Biden, who faces growing dissatisfaction over his approach to the war, will travel to Brussels on Thursday and then on to Poland, it was announced on Sunday night. He will hear a proposal from Poland for Nato to send a peacekeeping force into Ukraine, something Linda Thomas-Greenfield said was unlikely.
Thomas-Greenfield was reacting on CNN’s State of the Union to an interview with Volodymr Zelenskiy in which the Ukrainian president told the same network only talks would end the war and its devastating toll on civilians.

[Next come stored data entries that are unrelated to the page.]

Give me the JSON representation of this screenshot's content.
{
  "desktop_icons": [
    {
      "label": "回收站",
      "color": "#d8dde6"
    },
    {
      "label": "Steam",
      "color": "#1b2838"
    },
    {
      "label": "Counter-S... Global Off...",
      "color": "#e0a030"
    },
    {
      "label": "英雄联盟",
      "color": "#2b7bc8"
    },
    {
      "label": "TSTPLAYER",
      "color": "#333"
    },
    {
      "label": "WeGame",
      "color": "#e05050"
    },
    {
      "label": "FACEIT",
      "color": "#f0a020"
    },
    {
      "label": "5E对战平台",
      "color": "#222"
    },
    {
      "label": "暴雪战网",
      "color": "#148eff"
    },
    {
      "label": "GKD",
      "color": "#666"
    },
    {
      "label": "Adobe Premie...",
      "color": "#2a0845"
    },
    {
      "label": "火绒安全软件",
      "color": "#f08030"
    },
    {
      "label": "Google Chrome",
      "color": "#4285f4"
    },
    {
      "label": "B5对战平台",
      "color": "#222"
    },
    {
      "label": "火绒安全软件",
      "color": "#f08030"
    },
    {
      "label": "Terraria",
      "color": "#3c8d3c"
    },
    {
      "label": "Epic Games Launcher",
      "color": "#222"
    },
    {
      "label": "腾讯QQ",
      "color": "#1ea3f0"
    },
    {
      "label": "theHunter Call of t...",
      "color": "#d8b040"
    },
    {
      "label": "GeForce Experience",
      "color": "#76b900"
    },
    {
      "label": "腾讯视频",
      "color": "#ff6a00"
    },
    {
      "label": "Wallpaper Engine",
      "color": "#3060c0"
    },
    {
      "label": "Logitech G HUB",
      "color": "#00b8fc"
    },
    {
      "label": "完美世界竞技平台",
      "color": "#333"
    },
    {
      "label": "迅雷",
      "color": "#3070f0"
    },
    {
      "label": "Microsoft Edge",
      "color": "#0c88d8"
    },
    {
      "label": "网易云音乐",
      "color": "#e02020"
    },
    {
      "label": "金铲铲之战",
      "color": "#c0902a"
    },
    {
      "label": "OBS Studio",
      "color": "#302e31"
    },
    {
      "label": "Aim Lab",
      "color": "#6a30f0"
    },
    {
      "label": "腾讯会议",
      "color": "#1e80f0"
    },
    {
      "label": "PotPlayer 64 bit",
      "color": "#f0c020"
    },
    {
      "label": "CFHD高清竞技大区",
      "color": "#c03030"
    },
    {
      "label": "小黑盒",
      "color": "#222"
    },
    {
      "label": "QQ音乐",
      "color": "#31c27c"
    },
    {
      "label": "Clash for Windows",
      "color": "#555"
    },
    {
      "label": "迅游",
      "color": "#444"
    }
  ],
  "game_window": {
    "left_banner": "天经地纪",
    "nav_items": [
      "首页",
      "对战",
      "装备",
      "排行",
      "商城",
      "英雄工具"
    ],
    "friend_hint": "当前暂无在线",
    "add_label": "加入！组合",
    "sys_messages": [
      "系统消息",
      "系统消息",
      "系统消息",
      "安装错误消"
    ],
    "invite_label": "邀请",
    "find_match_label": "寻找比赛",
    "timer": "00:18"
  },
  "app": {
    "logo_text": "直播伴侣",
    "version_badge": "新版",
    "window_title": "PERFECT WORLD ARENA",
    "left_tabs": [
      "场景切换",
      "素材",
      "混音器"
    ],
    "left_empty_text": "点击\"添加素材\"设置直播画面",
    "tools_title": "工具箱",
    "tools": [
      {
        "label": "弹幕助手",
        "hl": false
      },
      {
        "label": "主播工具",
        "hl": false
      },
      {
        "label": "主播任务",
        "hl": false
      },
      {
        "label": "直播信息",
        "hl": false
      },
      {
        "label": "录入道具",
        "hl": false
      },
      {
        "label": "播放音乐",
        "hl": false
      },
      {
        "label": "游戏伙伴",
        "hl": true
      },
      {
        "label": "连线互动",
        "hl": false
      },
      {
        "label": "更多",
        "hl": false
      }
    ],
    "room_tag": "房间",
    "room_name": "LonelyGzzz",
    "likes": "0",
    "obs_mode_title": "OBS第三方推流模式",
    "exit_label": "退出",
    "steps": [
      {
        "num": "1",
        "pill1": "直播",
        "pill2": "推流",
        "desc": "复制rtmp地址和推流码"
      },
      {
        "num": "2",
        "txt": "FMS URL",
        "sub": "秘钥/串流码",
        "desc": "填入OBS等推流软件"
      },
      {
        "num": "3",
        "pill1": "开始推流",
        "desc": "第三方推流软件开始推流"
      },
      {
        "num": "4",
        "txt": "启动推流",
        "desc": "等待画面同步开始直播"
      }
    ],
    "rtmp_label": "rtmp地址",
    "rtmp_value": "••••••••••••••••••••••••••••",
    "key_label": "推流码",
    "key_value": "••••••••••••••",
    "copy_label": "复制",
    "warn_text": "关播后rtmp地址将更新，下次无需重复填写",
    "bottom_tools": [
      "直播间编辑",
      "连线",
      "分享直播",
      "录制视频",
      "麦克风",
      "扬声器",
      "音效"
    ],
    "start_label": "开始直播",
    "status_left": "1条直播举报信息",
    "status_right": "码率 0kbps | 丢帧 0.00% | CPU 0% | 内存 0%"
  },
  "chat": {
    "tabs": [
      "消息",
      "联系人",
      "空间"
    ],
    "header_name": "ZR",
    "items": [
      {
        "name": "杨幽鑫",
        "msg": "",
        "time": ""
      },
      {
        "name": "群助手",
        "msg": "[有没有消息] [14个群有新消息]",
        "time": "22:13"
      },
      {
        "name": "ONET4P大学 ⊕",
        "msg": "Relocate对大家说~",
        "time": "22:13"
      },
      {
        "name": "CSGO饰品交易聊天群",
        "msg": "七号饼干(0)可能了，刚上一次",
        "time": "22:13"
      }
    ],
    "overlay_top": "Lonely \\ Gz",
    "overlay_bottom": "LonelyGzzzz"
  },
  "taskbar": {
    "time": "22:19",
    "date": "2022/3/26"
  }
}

“We have to use any format, any chance, to have the possibility of negotiating, of talking to [Russian president Vladimir] Putin,” Zelenskiy told Fareed Zakaria, the host of GPS. “If these attempts fail, that would mean that this is a third world war.”
Thomas-Greenfield said she saw little chance of a breakthrough.
“We have supported the negotiations that President Zelenskiy has attempted with the Russians, and I use the word attempted because the negotiations seem to be one-sided, and the Russians have not leaned in to any possibility for a negotiated and diplomatic solution,” she said.
“We tried before Russia decided to move forward in this brutal attack on Ukraine and those diplomatic efforts were not responded to well by the Russians, and they’re not responding now. But we’re still hopeful that the Ukrainian effort will end this brutal war.”
The Nato secretary general, Jens Stoltenberg, told NBC’s Meet the Press: “Turkey is doing some real effort to try to facilitate, support talks between Russia and Ukraine. It’s far too early to say whether these talks can lead to any concrete outcome.”
Thomas-Greenfield talked down the prospects of a Nato peacekeeping force in Ukraine.